The issue happens when making a direct HTTP POST request to the Nano Banana Pro (Gemini image) API endpoint. Under the same request structure and parameters, the API intermittently returns different results, which suggests the behavior is originating from the underlying REST service rather than client-side handling.
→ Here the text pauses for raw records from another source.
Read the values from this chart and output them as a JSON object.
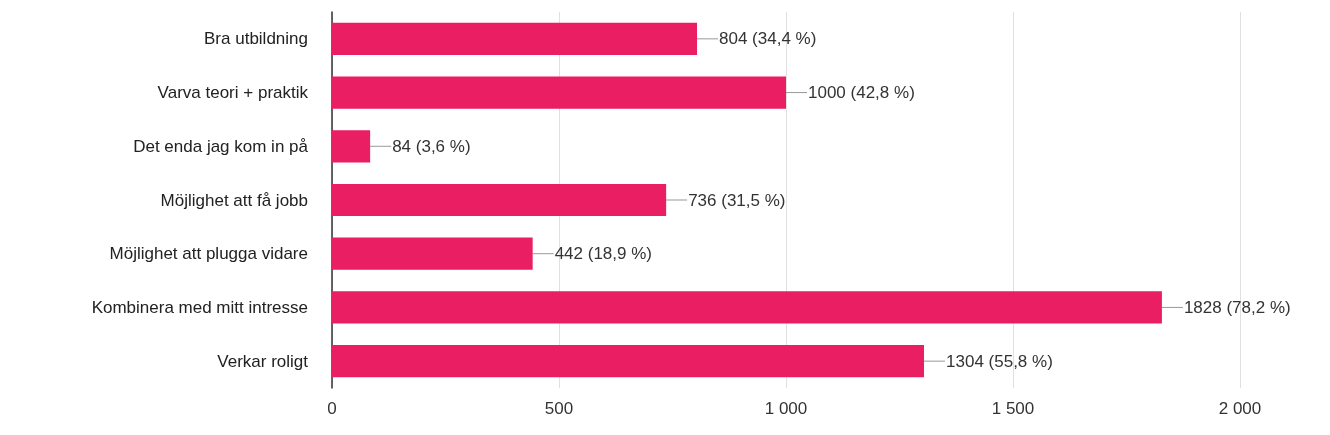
{
  "chart_data": {
    "type": "bar",
    "orientation": "horizontal",
    "categories": [
      "Bra utbildning",
      "Varva teori + praktik",
      "Det enda jag kom in på",
      "Möjlighet att få jobb",
      "Möjlighet att plugga vidare",
      "Kombinera med mitt intresse",
      "Verkar roligt"
    ],
    "values": [
      804,
      1000,
      84,
      736,
      442,
      1828,
      1304
    ],
    "value_labels": [
      "804 (34,4 %)",
      "1000 (42,8 %)",
      "84 (3,6 %)",
      "736 (31,5 %)",
      "442 (18,9 %)",
      "1828 (78,2 %)",
      "1304 (55,8 %)"
    ],
    "color": "#e91e63",
    "xlim": [
      0,
      2000
    ],
    "xticks": [
      0,
      500,
      {
        "value": 1000,
        "label": "1 000"
      },
      {
        "value": 1500,
        "label": "1 500"
      },
      {
        "value": 2000,
        "label": "2 000"
      }
    ],
    "grid": "x"
  }
}
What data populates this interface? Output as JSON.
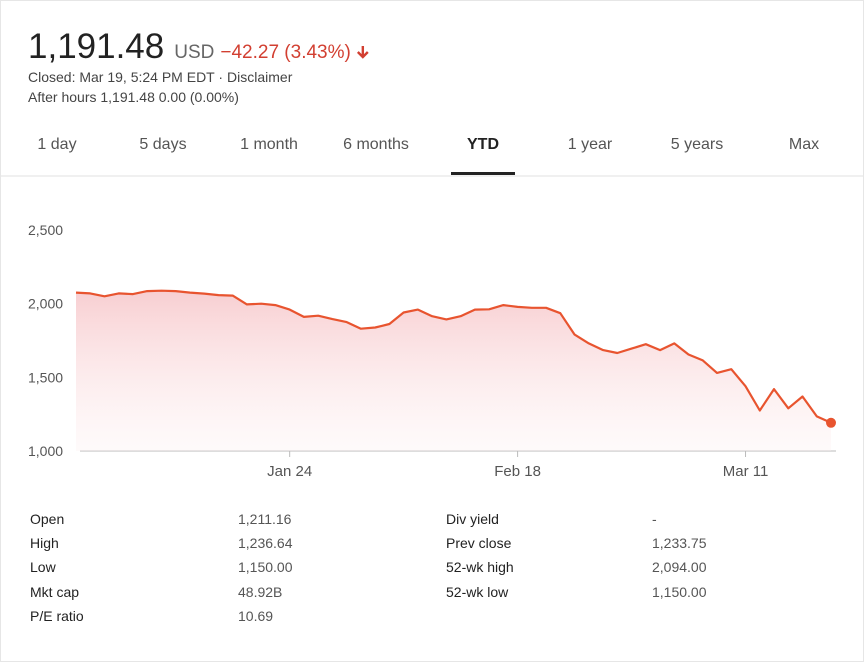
{
  "header": {
    "price": "1,191.48",
    "currency": "USD",
    "change": "−42.27 (3.43%)",
    "closed": "Closed: Mar 19, 5:24 PM EDT ·",
    "disclaimer": "Disclaimer",
    "after_hours": "After hours 1,191.48 0.00 (0.00%)"
  },
  "tabs": [
    "1 day",
    "5 days",
    "1 month",
    "6 months",
    "YTD",
    "1 year",
    "5 years",
    "Max"
  ],
  "selected_tab": 4,
  "stats": [
    [
      "Open",
      "1,211.16",
      "Div yield",
      "-"
    ],
    [
      "High",
      "1,236.64",
      "Prev close",
      "1,233.75"
    ],
    [
      "Low",
      "1,150.00",
      "52-wk high",
      "2,094.00"
    ],
    [
      "Mkt cap",
      "48.92B",
      "52-wk low",
      "1,150.00"
    ],
    [
      "P/E ratio",
      "10.69"
    ]
  ],
  "chart_data": {
    "type": "line",
    "color": "#e8542f",
    "categories": [
      null,
      null,
      null,
      null,
      null,
      null,
      null,
      null,
      null,
      null,
      null,
      null,
      null,
      null,
      null,
      "Jan 24",
      null,
      null,
      null,
      null,
      null,
      null,
      null,
      null,
      null,
      null,
      null,
      null,
      null,
      null,
      null,
      "Feb 18",
      null,
      null,
      null,
      null,
      null,
      null,
      null,
      null,
      null,
      null,
      null,
      null,
      null,
      null,
      null,
      "Mar 11",
      null,
      null,
      null,
      null,
      null,
      null
    ],
    "values": [
      2075,
      2070,
      2050,
      2070,
      2065,
      2085,
      2088,
      2085,
      2075,
      2068,
      2058,
      2055,
      1995,
      2000,
      1990,
      1960,
      1910,
      1918,
      1895,
      1875,
      1830,
      1838,
      1862,
      1940,
      1960,
      1915,
      1893,
      1915,
      1960,
      1962,
      1990,
      1978,
      1972,
      1972,
      1935,
      1790,
      1730,
      1685,
      1665,
      1695,
      1725,
      1685,
      1730,
      1655,
      1615,
      1530,
      1555,
      1440,
      1275,
      1420,
      1290,
      1370,
      1235,
      1191.48
    ],
    "ylim": [
      1000,
      2500
    ],
    "yticks": [
      {
        "value": 1000,
        "label": "1,000"
      },
      {
        "value": 1500,
        "label": "1,500"
      },
      {
        "value": 2000,
        "label": "2,000"
      },
      {
        "value": 2500,
        "label": "2,500"
      }
    ],
    "grid": false
  }
}
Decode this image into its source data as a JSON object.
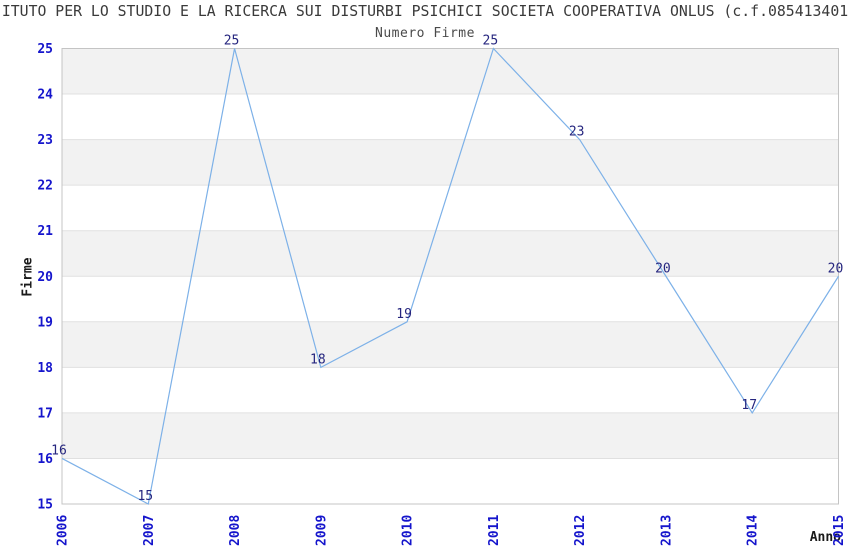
{
  "page": {
    "title": "ITUTO PER LO STUDIO E LA RICERCA SUI DISTURBI PSICHICI SOCIETA COOPERATIVA ONLUS (c.f.085413401",
    "subtitle": "Numero Firme"
  },
  "chart_data": {
    "type": "line",
    "title": "Numero Firme",
    "categories": [
      "2006",
      "2007",
      "2008",
      "2009",
      "2010",
      "2011",
      "2012",
      "2013",
      "2014",
      "2015"
    ],
    "values": [
      16,
      15,
      25,
      18,
      19,
      25,
      23,
      20,
      17,
      20
    ],
    "series": [
      {
        "name": "Numero Firme",
        "values": [
          16,
          15,
          25,
          18,
          19,
          25,
          23,
          20,
          17,
          20
        ]
      }
    ],
    "xlabel": "Anno",
    "ylabel": "Firme",
    "ylim": [
      15,
      25
    ],
    "y_ticks": [
      15,
      16,
      17,
      18,
      19,
      20,
      21,
      22,
      23,
      24,
      25
    ],
    "grid": true,
    "legend_position": "none",
    "data_labels_visible": true,
    "colors": {
      "line": "#7db1e8",
      "tick_label": "#1515cc",
      "data_label": "#26267f",
      "band": "#f2f2f2",
      "gridline": "#e0e0e0",
      "plot_border": "#c4c4c4",
      "title_text": "#3a3a3a",
      "axis_title": "#1a1a1a",
      "background": "#ffffff"
    }
  }
}
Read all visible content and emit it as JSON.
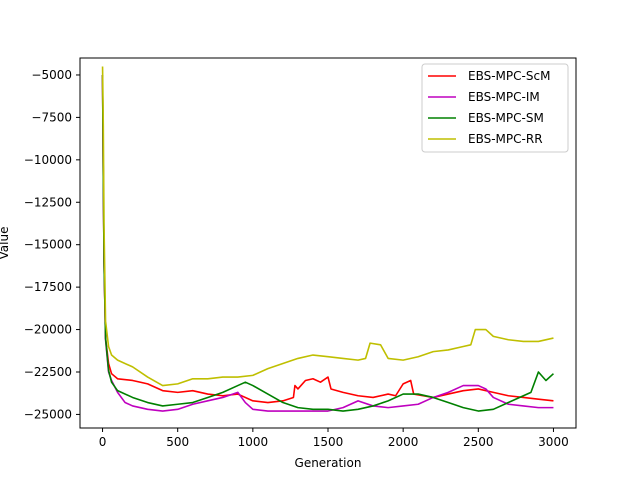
{
  "chart_data": {
    "type": "line",
    "title": "",
    "xlabel": "Generation",
    "ylabel": "Value",
    "xlim": [
      -150,
      3150
    ],
    "ylim": [
      -25800,
      -4000
    ],
    "xticks": [
      0,
      500,
      1000,
      1500,
      2000,
      2500,
      3000
    ],
    "yticks": [
      -5000,
      -7500,
      -10000,
      -12500,
      -15000,
      -17500,
      -20000,
      -22500,
      -25000
    ],
    "grid": false,
    "legend_position": "top-right",
    "series": [
      {
        "name": "EBS-MPC-ScM",
        "color": "#ff0000",
        "points": [
          [
            0,
            -5000
          ],
          [
            5,
            -11000
          ],
          [
            10,
            -16000
          ],
          [
            20,
            -20500
          ],
          [
            40,
            -22000
          ],
          [
            60,
            -22600
          ],
          [
            100,
            -22900
          ],
          [
            200,
            -23000
          ],
          [
            300,
            -23200
          ],
          [
            400,
            -23600
          ],
          [
            500,
            -23700
          ],
          [
            600,
            -23600
          ],
          [
            700,
            -23800
          ],
          [
            800,
            -23900
          ],
          [
            900,
            -23800
          ],
          [
            1000,
            -24200
          ],
          [
            1100,
            -24300
          ],
          [
            1200,
            -24200
          ],
          [
            1270,
            -24000
          ],
          [
            1280,
            -23300
          ],
          [
            1300,
            -23500
          ],
          [
            1350,
            -23000
          ],
          [
            1400,
            -22900
          ],
          [
            1450,
            -23100
          ],
          [
            1500,
            -22800
          ],
          [
            1520,
            -23500
          ],
          [
            1600,
            -23700
          ],
          [
            1700,
            -23900
          ],
          [
            1800,
            -24000
          ],
          [
            1900,
            -23800
          ],
          [
            1950,
            -23900
          ],
          [
            2000,
            -23200
          ],
          [
            2050,
            -23000
          ],
          [
            2070,
            -23800
          ],
          [
            2200,
            -24000
          ],
          [
            2300,
            -23800
          ],
          [
            2400,
            -23600
          ],
          [
            2500,
            -23500
          ],
          [
            2600,
            -23700
          ],
          [
            2700,
            -23900
          ],
          [
            2800,
            -24000
          ],
          [
            2900,
            -24100
          ],
          [
            3000,
            -24200
          ]
        ]
      },
      {
        "name": "EBS-MPC-IM",
        "color": "#bf00bf",
        "points": [
          [
            0,
            -5000
          ],
          [
            5,
            -11000
          ],
          [
            10,
            -16000
          ],
          [
            20,
            -20600
          ],
          [
            40,
            -22500
          ],
          [
            60,
            -23000
          ],
          [
            100,
            -23700
          ],
          [
            150,
            -24300
          ],
          [
            200,
            -24500
          ],
          [
            300,
            -24700
          ],
          [
            400,
            -24800
          ],
          [
            500,
            -24700
          ],
          [
            600,
            -24400
          ],
          [
            700,
            -24200
          ],
          [
            800,
            -24000
          ],
          [
            900,
            -23700
          ],
          [
            950,
            -24300
          ],
          [
            1000,
            -24700
          ],
          [
            1100,
            -24800
          ],
          [
            1200,
            -24800
          ],
          [
            1300,
            -24800
          ],
          [
            1400,
            -24800
          ],
          [
            1500,
            -24800
          ],
          [
            1600,
            -24600
          ],
          [
            1700,
            -24200
          ],
          [
            1800,
            -24500
          ],
          [
            1900,
            -24600
          ],
          [
            2000,
            -24500
          ],
          [
            2100,
            -24400
          ],
          [
            2200,
            -24000
          ],
          [
            2300,
            -23700
          ],
          [
            2400,
            -23300
          ],
          [
            2500,
            -23300
          ],
          [
            2550,
            -23500
          ],
          [
            2600,
            -24000
          ],
          [
            2700,
            -24400
          ],
          [
            2800,
            -24500
          ],
          [
            2900,
            -24600
          ],
          [
            3000,
            -24600
          ]
        ]
      },
      {
        "name": "EBS-MPC-SM",
        "color": "#008000",
        "points": [
          [
            0,
            -5000
          ],
          [
            5,
            -11000
          ],
          [
            10,
            -16000
          ],
          [
            20,
            -20500
          ],
          [
            40,
            -22400
          ],
          [
            60,
            -23100
          ],
          [
            100,
            -23600
          ],
          [
            200,
            -24000
          ],
          [
            300,
            -24300
          ],
          [
            400,
            -24500
          ],
          [
            500,
            -24400
          ],
          [
            600,
            -24300
          ],
          [
            700,
            -24000
          ],
          [
            800,
            -23700
          ],
          [
            900,
            -23300
          ],
          [
            950,
            -23100
          ],
          [
            1000,
            -23300
          ],
          [
            1100,
            -23800
          ],
          [
            1200,
            -24300
          ],
          [
            1300,
            -24600
          ],
          [
            1400,
            -24700
          ],
          [
            1500,
            -24700
          ],
          [
            1600,
            -24800
          ],
          [
            1700,
            -24700
          ],
          [
            1800,
            -24500
          ],
          [
            1900,
            -24200
          ],
          [
            2000,
            -23800
          ],
          [
            2100,
            -23800
          ],
          [
            2200,
            -24000
          ],
          [
            2300,
            -24300
          ],
          [
            2400,
            -24600
          ],
          [
            2500,
            -24800
          ],
          [
            2600,
            -24700
          ],
          [
            2700,
            -24300
          ],
          [
            2800,
            -23900
          ],
          [
            2850,
            -23700
          ],
          [
            2900,
            -22500
          ],
          [
            2950,
            -23000
          ],
          [
            3000,
            -22600
          ]
        ]
      },
      {
        "name": "EBS-MPC-RR",
        "color": "#bfbf00",
        "points": [
          [
            0,
            -4500
          ],
          [
            5,
            -8000
          ],
          [
            10,
            -14000
          ],
          [
            20,
            -19500
          ],
          [
            40,
            -21000
          ],
          [
            60,
            -21500
          ],
          [
            100,
            -21800
          ],
          [
            200,
            -22200
          ],
          [
            300,
            -22800
          ],
          [
            400,
            -23300
          ],
          [
            500,
            -23200
          ],
          [
            600,
            -22900
          ],
          [
            700,
            -22900
          ],
          [
            800,
            -22800
          ],
          [
            900,
            -22800
          ],
          [
            1000,
            -22700
          ],
          [
            1100,
            -22300
          ],
          [
            1200,
            -22000
          ],
          [
            1300,
            -21700
          ],
          [
            1400,
            -21500
          ],
          [
            1500,
            -21600
          ],
          [
            1600,
            -21700
          ],
          [
            1700,
            -21800
          ],
          [
            1750,
            -21700
          ],
          [
            1780,
            -20800
          ],
          [
            1850,
            -20900
          ],
          [
            1900,
            -21700
          ],
          [
            2000,
            -21800
          ],
          [
            2100,
            -21600
          ],
          [
            2200,
            -21300
          ],
          [
            2300,
            -21200
          ],
          [
            2400,
            -21000
          ],
          [
            2450,
            -20900
          ],
          [
            2480,
            -20000
          ],
          [
            2550,
            -20000
          ],
          [
            2600,
            -20400
          ],
          [
            2700,
            -20600
          ],
          [
            2800,
            -20700
          ],
          [
            2900,
            -20700
          ],
          [
            3000,
            -20500
          ]
        ]
      }
    ]
  }
}
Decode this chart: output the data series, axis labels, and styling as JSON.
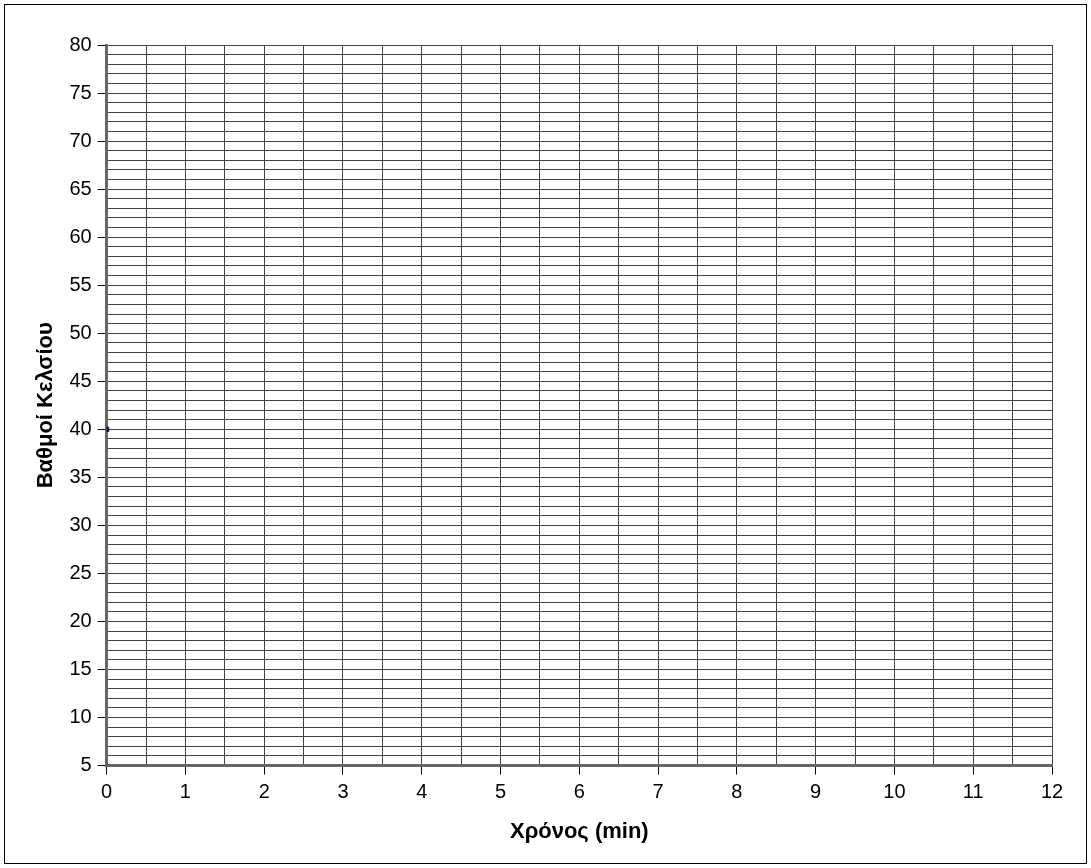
{
  "chart_data": {
    "type": "scatter",
    "xlabel": "Χρόνος (min)",
    "ylabel": "Βαθμοί Κελσίου",
    "series": [
      {
        "color": "#000080",
        "x": [
          0
        ],
        "values": [
          40
        ]
      }
    ],
    "marker": "square",
    "grid": true,
    "legend": false,
    "xlim": [
      0,
      12
    ],
    "xticks": [
      0,
      {
        "value": 0.5,
        "label": null
      },
      1,
      {
        "value": 1.5,
        "label": null
      },
      2,
      {
        "value": 2.5,
        "label": null
      },
      3,
      {
        "value": 3.5,
        "label": null
      },
      4,
      {
        "value": 4.5,
        "label": null
      },
      5,
      {
        "value": 5.5,
        "label": null
      },
      6,
      {
        "value": 6.5,
        "label": null
      },
      7,
      {
        "value": 7.5,
        "label": null
      },
      8,
      {
        "value": 8.5,
        "label": null
      },
      9,
      {
        "value": 9.5,
        "label": null
      },
      10,
      {
        "value": 10.5,
        "label": null
      },
      11,
      {
        "value": 11.5,
        "label": null
      },
      12
    ],
    "ylim": [
      5,
      80
    ],
    "yticks": [
      5,
      {
        "value": 6,
        "label": null
      },
      {
        "value": 7,
        "label": null
      },
      {
        "value": 8,
        "label": null
      },
      {
        "value": 9,
        "label": null
      },
      10,
      {
        "value": 11,
        "label": null
      },
      {
        "value": 12,
        "label": null
      },
      {
        "value": 13,
        "label": null
      },
      {
        "value": 14,
        "label": null
      },
      15,
      {
        "value": 16,
        "label": null
      },
      {
        "value": 17,
        "label": null
      },
      {
        "value": 18,
        "label": null
      },
      {
        "value": 19,
        "label": null
      },
      20,
      {
        "value": 21,
        "label": null
      },
      {
        "value": 22,
        "label": null
      },
      {
        "value": 23,
        "label": null
      },
      {
        "value": 24,
        "label": null
      },
      25,
      {
        "value": 26,
        "label": null
      },
      {
        "value": 27,
        "label": null
      },
      {
        "value": 28,
        "label": null
      },
      {
        "value": 29,
        "label": null
      },
      30,
      {
        "value": 31,
        "label": null
      },
      {
        "value": 32,
        "label": null
      },
      {
        "value": 33,
        "label": null
      },
      {
        "value": 34,
        "label": null
      },
      35,
      {
        "value": 36,
        "label": null
      },
      {
        "value": 37,
        "label": null
      },
      {
        "value": 38,
        "label": null
      },
      {
        "value": 39,
        "label": null
      },
      40,
      {
        "value": 41,
        "label": null
      },
      {
        "value": 42,
        "label": null
      },
      {
        "value": 43,
        "label": null
      },
      {
        "value": 44,
        "label": null
      },
      45,
      {
        "value": 46,
        "label": null
      },
      {
        "value": 47,
        "label": null
      },
      {
        "value": 48,
        "label": null
      },
      {
        "value": 49,
        "label": null
      },
      50,
      {
        "value": 51,
        "label": null
      },
      {
        "value": 52,
        "label": null
      },
      {
        "value": 53,
        "label": null
      },
      {
        "value": 54,
        "label": null
      },
      55,
      {
        "value": 56,
        "label": null
      },
      {
        "value": 57,
        "label": null
      },
      {
        "value": 58,
        "label": null
      },
      {
        "value": 59,
        "label": null
      },
      60,
      {
        "value": 61,
        "label": null
      },
      {
        "value": 62,
        "label": null
      },
      {
        "value": 63,
        "label": null
      },
      {
        "value": 64,
        "label": null
      },
      65,
      {
        "value": 66,
        "label": null
      },
      {
        "value": 67,
        "label": null
      },
      {
        "value": 68,
        "label": null
      },
      {
        "value": 69,
        "label": null
      },
      70,
      {
        "value": 71,
        "label": null
      },
      {
        "value": 72,
        "label": null
      },
      {
        "value": 73,
        "label": null
      },
      {
        "value": 74,
        "label": null
      },
      75,
      {
        "value": 76,
        "label": null
      },
      {
        "value": 77,
        "label": null
      },
      {
        "value": 78,
        "label": null
      },
      {
        "value": 79,
        "label": null
      },
      80
    ]
  }
}
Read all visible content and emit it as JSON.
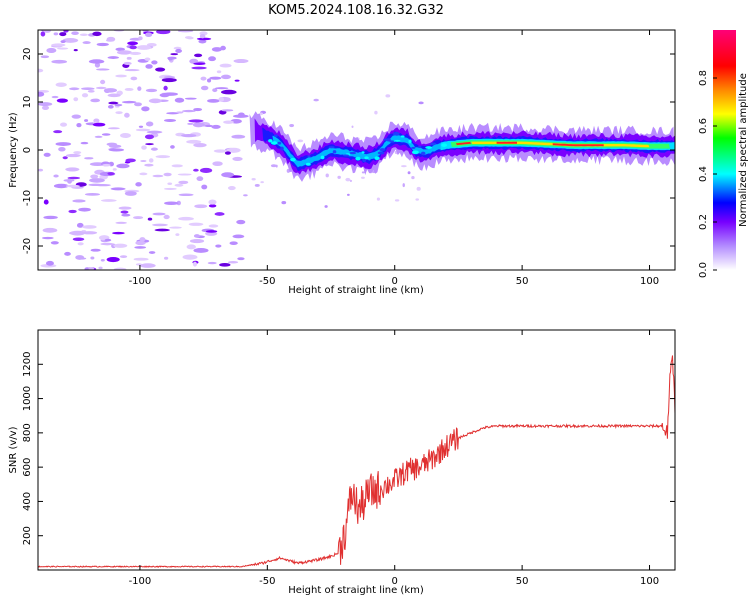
{
  "title": "KOM5.2024.108.16.32.G32",
  "spectrogram": {
    "type": "heatmap",
    "xlabel": "Height of straight line (km)",
    "ylabel": "Frequency (Hz)",
    "xlim": [
      -140,
      110
    ],
    "ylim": [
      -25,
      25
    ],
    "xticks": [
      -100,
      -50,
      0,
      50,
      100
    ],
    "yticks": [
      -20,
      -10,
      0,
      10,
      20
    ],
    "ridge": [
      [
        -55,
        4
      ],
      [
        -50,
        3
      ],
      [
        -45,
        1.5
      ],
      [
        -42,
        -0.5
      ],
      [
        -38,
        -3
      ],
      [
        -35,
        -2.5
      ],
      [
        -30,
        -1.5
      ],
      [
        -25,
        0
      ],
      [
        -20,
        -0.5
      ],
      [
        -15,
        -1
      ],
      [
        -10,
        -1.5
      ],
      [
        -6,
        -0.5
      ],
      [
        -3,
        1.5
      ],
      [
        0,
        2.5
      ],
      [
        5,
        2
      ],
      [
        8,
        0
      ],
      [
        12,
        -0.5
      ],
      [
        16,
        0.5
      ],
      [
        20,
        1
      ],
      [
        30,
        1.5
      ],
      [
        50,
        1.5
      ],
      [
        70,
        1
      ],
      [
        90,
        1
      ],
      [
        100,
        0.8
      ],
      [
        110,
        0.8
      ]
    ]
  },
  "colorbar": {
    "label": "Normalized spectral amplitude",
    "ticks": [
      "0.0",
      "0.2",
      "0.4",
      "0.6",
      "0.8"
    ],
    "tick_values": [
      0,
      0.2,
      0.4,
      0.6,
      0.8
    ],
    "colors": [
      "#ffffff",
      "#b38cff",
      "#7700ff",
      "#0000ff",
      "#00ffff",
      "#00ff00",
      "#ffff00",
      "#ff8800",
      "#ff0000",
      "#ff0077"
    ]
  },
  "snr": {
    "type": "line",
    "xlabel": "Height of straight line (km)",
    "ylabel": "SNR (v/v)",
    "xlim": [
      -140,
      110
    ],
    "ylim": [
      0,
      1400
    ],
    "xticks": [
      -100,
      -50,
      0,
      50,
      100
    ],
    "yticks": [
      200,
      400,
      600,
      800,
      1000,
      1200
    ],
    "color": "#e03030",
    "anchors": [
      [
        -140,
        20
      ],
      [
        -60,
        20
      ],
      [
        -52,
        40
      ],
      [
        -45,
        70
      ],
      [
        -38,
        40
      ],
      [
        -30,
        60
      ],
      [
        -25,
        80
      ],
      [
        -22,
        100
      ],
      [
        -19,
        250
      ],
      [
        -17,
        450
      ],
      [
        -14,
        350
      ],
      [
        -10,
        450
      ],
      [
        -5,
        480
      ],
      [
        0,
        520
      ],
      [
        5,
        580
      ],
      [
        10,
        600
      ],
      [
        15,
        650
      ],
      [
        20,
        720
      ],
      [
        25,
        770
      ],
      [
        30,
        800
      ],
      [
        35,
        830
      ],
      [
        40,
        840
      ],
      [
        50,
        840
      ],
      [
        60,
        840
      ],
      [
        80,
        840
      ],
      [
        90,
        840
      ],
      [
        100,
        840
      ],
      [
        105,
        840
      ],
      [
        107,
        800
      ],
      [
        108,
        1100
      ],
      [
        109,
        1250
      ],
      [
        110,
        950
      ]
    ]
  }
}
this is the affected end point https://generativelanguage.googleapis.com/v1beta/models/gemini-3-pro-image-preview:generateContent

I’m trying to automate things in Make (Integromat), where I use the API endpoint to generate and edit an image using the prompt I showed you and the reference image I showed you, but the output isn’t consistent

https:// imgur. com/a/EZxfJxX - Screenshot of the HTTP request make module

Hello,

Based on the description provided, we were unable to reproduce the issue. The model appears to successfully modify the provided image when using the REST API. We utilized the following cURL command (generate_image.sh) and input JSON (request.json) for our test:

response=$(curl -s -X POST "https://generativelanguage.googleapis.com/v1beta/models/gemini-3-pro-image-preview:generateContent" \
    -H "x-goog-api-key: $GOOGLE_API_KEY" \
    -H 'Content-Type: application/json' \
    -d @request.json)

echo "$response" | jq -r '.candidates[0].content.parts[] | select(has("inlineData")) | .inlineData.data' | base64 --decode > inputs/image4.jpeg

echo "Image successfully saved to inputs/image4.jpeg"
{
      "contents": [{
        "parts":[
            {"text": "<PROMPT>"},
            {
              "inline_data": {
                "mime_type":"image/jpeg",
                "data": "<BASE64_STRING>"
              }
            }
        ]
      }],
      "generationConfig": {
            "temperature": 0.01,
            "responseModalities": ["Image"],
            "imageConfig": {
            "imageSize": "4K"
            }
        }
    }

Input & Output Images:


If you continue to experience this issue, could you please provide further details, such as the specific method used to call the REST API and a comparison of the expected versus observed output?